I am so glad you are here…It helps me to realize how beautiful my world is. – Rilke

Today is my mom’s 60th birthday, and to say I am thankful for her is an understatement. I am amazed by her…by her kindness, her courage, her creativity, her patience. She just exudes love. I was recently going through my old journals from after Eliza’s birth and came across this one. It brought me back to those early days and brought me to tears in the process. Tears for the grieving mama writing it just over a year ago…but mostly tears of gratitude for the mama I get the privilege to call my own. I am so glad she is here, reminding me always how beautiful my world is and making it more beautiful all the time for her presence in it.

 

Sunday, August 10, 2014

 I don’t know where to begin exactly…so much has happened since I last wrote, and I’m kicking myself for not capturing the moments as they were happening – finding out we would be discharged last Thursday, the last day and night spent there in the NICU knowing everything was about to change in a big way, the rollercoaster of emotions that first night home, and now this latest rupture: the departure of my mom.  My mom who has been by my side every day of this journey since before it even began.  My mom, who encouraged me through contractions and held my leg through every push.  My mom, who stood beside me as we saw Derrick and a nurse walk ominously down the recovery hall without that baby.  My mom, who became a single parent all over again raising my other baby girl, cuddling the new one, and comforting her own daughter as I got the diagnosis.

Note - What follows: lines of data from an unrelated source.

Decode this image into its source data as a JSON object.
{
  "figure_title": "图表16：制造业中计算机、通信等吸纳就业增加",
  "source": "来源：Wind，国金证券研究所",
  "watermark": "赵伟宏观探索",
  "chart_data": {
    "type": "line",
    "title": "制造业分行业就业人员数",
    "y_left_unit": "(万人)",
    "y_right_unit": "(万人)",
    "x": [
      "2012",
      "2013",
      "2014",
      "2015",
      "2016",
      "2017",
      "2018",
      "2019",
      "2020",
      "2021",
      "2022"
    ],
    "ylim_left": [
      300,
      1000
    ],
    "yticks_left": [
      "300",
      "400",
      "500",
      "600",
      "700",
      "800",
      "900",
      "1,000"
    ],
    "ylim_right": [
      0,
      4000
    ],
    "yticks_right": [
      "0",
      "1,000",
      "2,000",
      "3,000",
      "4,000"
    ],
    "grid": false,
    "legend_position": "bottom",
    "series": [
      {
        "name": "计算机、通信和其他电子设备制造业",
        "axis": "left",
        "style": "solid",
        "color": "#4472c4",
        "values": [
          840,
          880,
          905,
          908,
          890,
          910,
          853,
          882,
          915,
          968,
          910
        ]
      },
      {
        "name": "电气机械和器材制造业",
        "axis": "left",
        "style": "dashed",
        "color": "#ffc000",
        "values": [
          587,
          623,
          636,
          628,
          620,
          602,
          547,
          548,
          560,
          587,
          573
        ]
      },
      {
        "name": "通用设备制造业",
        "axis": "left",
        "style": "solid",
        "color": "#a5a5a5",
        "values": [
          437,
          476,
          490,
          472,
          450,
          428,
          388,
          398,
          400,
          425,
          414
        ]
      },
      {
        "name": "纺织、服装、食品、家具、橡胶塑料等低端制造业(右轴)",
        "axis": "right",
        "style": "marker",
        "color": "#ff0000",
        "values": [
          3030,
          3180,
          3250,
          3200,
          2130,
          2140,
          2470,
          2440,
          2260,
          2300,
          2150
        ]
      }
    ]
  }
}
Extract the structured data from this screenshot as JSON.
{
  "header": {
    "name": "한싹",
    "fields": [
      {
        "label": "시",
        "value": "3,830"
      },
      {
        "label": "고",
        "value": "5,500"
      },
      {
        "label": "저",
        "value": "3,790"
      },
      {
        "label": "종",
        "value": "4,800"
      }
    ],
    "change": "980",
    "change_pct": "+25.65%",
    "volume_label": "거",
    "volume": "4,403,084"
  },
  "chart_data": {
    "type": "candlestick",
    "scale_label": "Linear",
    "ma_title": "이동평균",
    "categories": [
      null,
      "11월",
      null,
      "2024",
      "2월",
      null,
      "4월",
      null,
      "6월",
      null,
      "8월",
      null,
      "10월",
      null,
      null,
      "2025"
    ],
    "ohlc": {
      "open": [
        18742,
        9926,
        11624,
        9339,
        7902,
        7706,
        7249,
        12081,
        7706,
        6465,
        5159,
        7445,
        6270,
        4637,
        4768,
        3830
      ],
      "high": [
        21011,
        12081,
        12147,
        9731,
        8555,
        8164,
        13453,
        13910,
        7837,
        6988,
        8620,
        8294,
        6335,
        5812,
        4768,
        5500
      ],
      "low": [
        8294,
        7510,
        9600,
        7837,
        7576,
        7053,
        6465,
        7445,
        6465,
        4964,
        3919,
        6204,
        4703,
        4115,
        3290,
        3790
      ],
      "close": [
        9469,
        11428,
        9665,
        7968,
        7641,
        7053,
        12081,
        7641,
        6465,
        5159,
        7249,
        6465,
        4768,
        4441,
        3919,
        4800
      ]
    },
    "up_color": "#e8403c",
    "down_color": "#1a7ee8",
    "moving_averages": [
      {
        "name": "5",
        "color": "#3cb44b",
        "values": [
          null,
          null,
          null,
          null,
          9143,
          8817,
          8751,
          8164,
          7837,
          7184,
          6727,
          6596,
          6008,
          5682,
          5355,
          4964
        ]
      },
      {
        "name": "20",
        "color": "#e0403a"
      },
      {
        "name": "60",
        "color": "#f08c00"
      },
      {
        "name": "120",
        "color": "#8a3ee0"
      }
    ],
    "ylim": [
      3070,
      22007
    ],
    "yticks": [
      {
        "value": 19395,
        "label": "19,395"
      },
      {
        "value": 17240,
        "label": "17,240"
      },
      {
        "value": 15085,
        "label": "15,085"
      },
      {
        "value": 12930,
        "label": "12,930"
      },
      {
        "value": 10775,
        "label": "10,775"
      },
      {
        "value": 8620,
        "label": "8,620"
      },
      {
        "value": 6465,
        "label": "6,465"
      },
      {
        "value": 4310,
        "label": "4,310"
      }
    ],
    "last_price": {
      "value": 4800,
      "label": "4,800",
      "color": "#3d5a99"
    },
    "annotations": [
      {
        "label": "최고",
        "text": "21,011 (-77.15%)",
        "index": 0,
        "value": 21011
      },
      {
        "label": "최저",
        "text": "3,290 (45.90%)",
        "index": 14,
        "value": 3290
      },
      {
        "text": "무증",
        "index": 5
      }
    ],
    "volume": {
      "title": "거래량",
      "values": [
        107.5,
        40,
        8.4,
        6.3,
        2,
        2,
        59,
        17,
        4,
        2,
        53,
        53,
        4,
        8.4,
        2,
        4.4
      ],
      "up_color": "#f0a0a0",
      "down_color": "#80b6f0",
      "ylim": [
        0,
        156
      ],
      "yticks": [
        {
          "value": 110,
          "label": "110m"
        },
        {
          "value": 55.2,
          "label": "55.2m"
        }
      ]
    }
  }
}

She was there in the room. She was there for all of it.  Every important moment was tinted by the soft light of her enduring presence, hope, and love.  She changed everything for me.  For all of us, I think.  I know she created a bond with both girls that is special…one that will last forever.  I don’t know how she stayed so calm, so positive and patient.  I only know I am fairly certain that I couldn’t if I was her, and I know I couldn’t without her.  She allowed me to grieve without pitying or downplaying, and for the life of me, I don’t know how.  I only know I am grateful.  Grateful beyond words.  It is an utterance only the heart can make and the Spirit can understand.